L’absorption d’un photon par une molécule de rétinal induit un changement dans la configuration moléculaire de sa chaîne d’hydrocarbures-un processus connu sous le nom de photoisomérisation. Après la photoisomérisation, l’opsine devient chimiquement active et est capable d’initier une série d’événements biochimiques dans les cônes et les bâtonnets qui conduisent finalement à un changement du nombre de molécules de glutamate libérées par le photorécepteur. Le glutamate, un acide aminé et un neurotransmetteur, agit comme un messager qui transmet aux autres cellules rétiniennes des informations sur la stimulation lumineuse des photorécepteurs. Après son activation par la lumière, une molécule d’opsine libère sa molécule rétinienne transformée. L’opsine libre – une opsine qui a libéré sa molécule rétinienne – est probablement la molécule responsable de la sensibilité réduite de la rétine à la lumière.

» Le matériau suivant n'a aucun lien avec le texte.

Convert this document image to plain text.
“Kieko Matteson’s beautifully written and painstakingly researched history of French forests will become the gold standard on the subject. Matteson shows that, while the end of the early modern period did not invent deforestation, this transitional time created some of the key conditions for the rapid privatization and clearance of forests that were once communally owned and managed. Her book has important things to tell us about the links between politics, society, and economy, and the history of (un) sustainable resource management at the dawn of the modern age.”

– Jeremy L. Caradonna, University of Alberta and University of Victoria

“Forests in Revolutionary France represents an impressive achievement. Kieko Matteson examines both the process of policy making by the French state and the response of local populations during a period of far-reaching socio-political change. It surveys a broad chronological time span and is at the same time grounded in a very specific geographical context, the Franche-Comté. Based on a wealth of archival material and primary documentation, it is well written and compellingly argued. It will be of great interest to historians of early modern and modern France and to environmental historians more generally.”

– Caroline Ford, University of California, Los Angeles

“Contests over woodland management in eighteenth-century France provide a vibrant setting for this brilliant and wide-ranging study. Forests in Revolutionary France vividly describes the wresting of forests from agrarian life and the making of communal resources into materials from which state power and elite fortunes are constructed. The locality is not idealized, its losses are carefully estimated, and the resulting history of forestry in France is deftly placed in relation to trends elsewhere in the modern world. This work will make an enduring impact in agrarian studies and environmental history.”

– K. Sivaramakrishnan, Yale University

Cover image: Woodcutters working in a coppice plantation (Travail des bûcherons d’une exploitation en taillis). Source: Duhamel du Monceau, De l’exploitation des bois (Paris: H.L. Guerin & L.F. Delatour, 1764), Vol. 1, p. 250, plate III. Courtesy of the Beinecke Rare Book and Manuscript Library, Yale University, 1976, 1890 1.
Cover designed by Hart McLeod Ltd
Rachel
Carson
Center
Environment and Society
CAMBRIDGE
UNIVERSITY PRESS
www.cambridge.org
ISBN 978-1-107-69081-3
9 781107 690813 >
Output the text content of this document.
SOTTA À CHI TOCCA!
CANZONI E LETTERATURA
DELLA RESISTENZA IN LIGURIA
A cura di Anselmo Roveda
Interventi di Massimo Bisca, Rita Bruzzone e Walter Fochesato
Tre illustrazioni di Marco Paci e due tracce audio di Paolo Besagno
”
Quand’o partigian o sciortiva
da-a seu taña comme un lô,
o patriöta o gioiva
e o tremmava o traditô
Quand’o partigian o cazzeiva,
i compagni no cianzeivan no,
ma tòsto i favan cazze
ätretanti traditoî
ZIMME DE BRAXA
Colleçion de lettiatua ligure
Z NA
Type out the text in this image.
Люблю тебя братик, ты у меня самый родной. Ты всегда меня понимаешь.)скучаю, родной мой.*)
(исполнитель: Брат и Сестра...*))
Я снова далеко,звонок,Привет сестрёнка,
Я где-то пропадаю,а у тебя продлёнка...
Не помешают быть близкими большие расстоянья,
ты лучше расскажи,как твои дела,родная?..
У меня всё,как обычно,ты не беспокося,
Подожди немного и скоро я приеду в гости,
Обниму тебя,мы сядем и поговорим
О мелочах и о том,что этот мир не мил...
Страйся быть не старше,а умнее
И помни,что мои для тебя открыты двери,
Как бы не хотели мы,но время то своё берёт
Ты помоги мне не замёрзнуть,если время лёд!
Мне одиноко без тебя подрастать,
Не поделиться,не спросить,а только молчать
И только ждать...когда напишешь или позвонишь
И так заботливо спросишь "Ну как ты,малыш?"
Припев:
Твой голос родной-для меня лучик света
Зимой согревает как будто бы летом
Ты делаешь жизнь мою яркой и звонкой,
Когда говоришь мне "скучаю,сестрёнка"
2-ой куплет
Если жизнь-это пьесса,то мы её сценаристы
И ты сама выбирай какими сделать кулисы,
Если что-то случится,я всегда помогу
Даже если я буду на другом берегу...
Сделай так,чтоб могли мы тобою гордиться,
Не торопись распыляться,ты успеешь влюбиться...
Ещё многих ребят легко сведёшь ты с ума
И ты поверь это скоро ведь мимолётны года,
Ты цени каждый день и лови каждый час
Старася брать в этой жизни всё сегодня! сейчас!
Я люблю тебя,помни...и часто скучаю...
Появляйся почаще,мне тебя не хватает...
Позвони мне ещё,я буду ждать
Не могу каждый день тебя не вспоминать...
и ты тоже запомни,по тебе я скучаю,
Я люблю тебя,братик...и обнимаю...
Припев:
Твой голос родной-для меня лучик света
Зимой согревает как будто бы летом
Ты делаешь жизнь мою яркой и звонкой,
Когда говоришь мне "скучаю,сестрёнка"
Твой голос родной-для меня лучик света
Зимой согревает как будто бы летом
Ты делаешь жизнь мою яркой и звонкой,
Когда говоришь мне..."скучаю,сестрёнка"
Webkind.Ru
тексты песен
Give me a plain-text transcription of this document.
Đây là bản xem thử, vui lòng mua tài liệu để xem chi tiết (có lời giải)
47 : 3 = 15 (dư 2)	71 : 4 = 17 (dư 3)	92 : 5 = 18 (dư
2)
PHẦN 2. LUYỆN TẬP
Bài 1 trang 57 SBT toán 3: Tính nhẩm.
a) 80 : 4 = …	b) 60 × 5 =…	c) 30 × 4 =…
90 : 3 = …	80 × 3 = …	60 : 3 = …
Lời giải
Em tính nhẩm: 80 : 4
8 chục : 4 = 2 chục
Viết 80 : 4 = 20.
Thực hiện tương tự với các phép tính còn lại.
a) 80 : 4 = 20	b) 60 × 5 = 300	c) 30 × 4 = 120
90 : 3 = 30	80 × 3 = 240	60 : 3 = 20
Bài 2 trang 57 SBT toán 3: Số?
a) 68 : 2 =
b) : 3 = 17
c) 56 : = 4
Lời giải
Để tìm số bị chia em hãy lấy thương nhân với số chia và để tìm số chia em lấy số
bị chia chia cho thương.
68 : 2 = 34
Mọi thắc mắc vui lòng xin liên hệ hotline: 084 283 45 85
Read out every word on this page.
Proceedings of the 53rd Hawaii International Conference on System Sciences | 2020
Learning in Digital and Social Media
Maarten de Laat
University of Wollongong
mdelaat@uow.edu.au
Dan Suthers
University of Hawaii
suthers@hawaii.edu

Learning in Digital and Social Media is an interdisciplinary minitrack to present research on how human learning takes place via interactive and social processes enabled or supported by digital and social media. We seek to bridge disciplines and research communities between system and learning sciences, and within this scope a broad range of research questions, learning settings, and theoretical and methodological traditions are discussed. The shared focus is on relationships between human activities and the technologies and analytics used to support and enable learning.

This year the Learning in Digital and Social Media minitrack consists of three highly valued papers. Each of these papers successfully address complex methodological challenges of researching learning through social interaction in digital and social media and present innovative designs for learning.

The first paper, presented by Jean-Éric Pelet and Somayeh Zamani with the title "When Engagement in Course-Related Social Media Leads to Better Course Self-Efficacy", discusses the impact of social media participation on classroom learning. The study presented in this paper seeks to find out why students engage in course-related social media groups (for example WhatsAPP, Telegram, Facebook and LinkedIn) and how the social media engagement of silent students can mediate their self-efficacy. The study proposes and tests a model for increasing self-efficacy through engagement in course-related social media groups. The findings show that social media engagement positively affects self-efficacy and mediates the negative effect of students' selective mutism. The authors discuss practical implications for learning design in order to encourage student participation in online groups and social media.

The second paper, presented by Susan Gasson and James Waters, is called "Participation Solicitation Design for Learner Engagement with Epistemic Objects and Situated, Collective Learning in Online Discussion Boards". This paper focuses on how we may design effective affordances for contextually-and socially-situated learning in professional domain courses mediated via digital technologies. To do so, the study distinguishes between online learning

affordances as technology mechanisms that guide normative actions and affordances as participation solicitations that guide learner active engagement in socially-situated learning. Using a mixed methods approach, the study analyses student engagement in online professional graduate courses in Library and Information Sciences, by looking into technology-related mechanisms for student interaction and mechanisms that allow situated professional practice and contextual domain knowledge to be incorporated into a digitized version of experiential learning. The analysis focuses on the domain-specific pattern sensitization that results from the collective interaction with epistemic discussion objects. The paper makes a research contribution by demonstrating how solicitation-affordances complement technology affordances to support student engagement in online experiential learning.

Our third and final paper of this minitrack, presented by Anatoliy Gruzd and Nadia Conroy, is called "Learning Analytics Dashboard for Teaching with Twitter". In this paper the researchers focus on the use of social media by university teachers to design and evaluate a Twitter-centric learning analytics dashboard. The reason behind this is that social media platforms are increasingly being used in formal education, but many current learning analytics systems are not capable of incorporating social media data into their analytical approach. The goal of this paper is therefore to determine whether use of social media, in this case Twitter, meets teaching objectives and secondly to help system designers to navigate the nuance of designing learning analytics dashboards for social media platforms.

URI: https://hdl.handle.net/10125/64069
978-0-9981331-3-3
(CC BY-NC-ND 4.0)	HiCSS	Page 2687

L’adaptation à l’obscurité est nécessaire pour la récupération de cette sensibilité. Elle est accomplie par une restauration de la configuration biochimique originale des pigments visuels. Cela implique une recombinaison de l’opsine libre avec un rétinal non transformé – ce qui entraîne une régénération des opsines des cônes et de la rhodopsine. La vitesse de délivrance du rétinal aux photorécepteurs est la raison probable de la lenteur relative de l’adaptation à l’obscurité. Comme ce processus a évolué pour s’adapter aux changements lents de l’éclairement qui se produisent pendant la transition du jour à la nuit, le taux de changement de la sensibilité est tout à fait adéquat pour compenser les changements de l’éclairage naturel.

Plusieurs maladies qui interfèrent avec le mécanisme moléculaire complexe qui sous-tend l’adaptation à l’obscurité conduisent à la cécité nocturne. Outre la carence en vitamine A, qui est la cause la plus fréquente de cécité nocturne dans le monde non industrialisé, des maladies oculaires héréditaires peuvent provoquer cette affection. Beaucoup de ces maladies, comme la rétinite pigmentaire, sont causées par des mutations dans les gènes qui codent pour les nombreuses protéines qui pilotent l’élégante machinerie moléculaire impliquée dans la détection de la lumière.

Pour en savoir plus :

Phototransduction, adaptation à l’obscurité et régénération de la rhodopsine. T. D. Lamb et E. N. Pugh, Jr, dans Investigative Ophthalmology &Science visuelle, Vol. 47, pages 5138-5152 ; 2006.

Les premiers pas dans la vision. Chapitres 4, 6, 7 et 8. R. W. Rodieck. Sinauer Associates, 1998.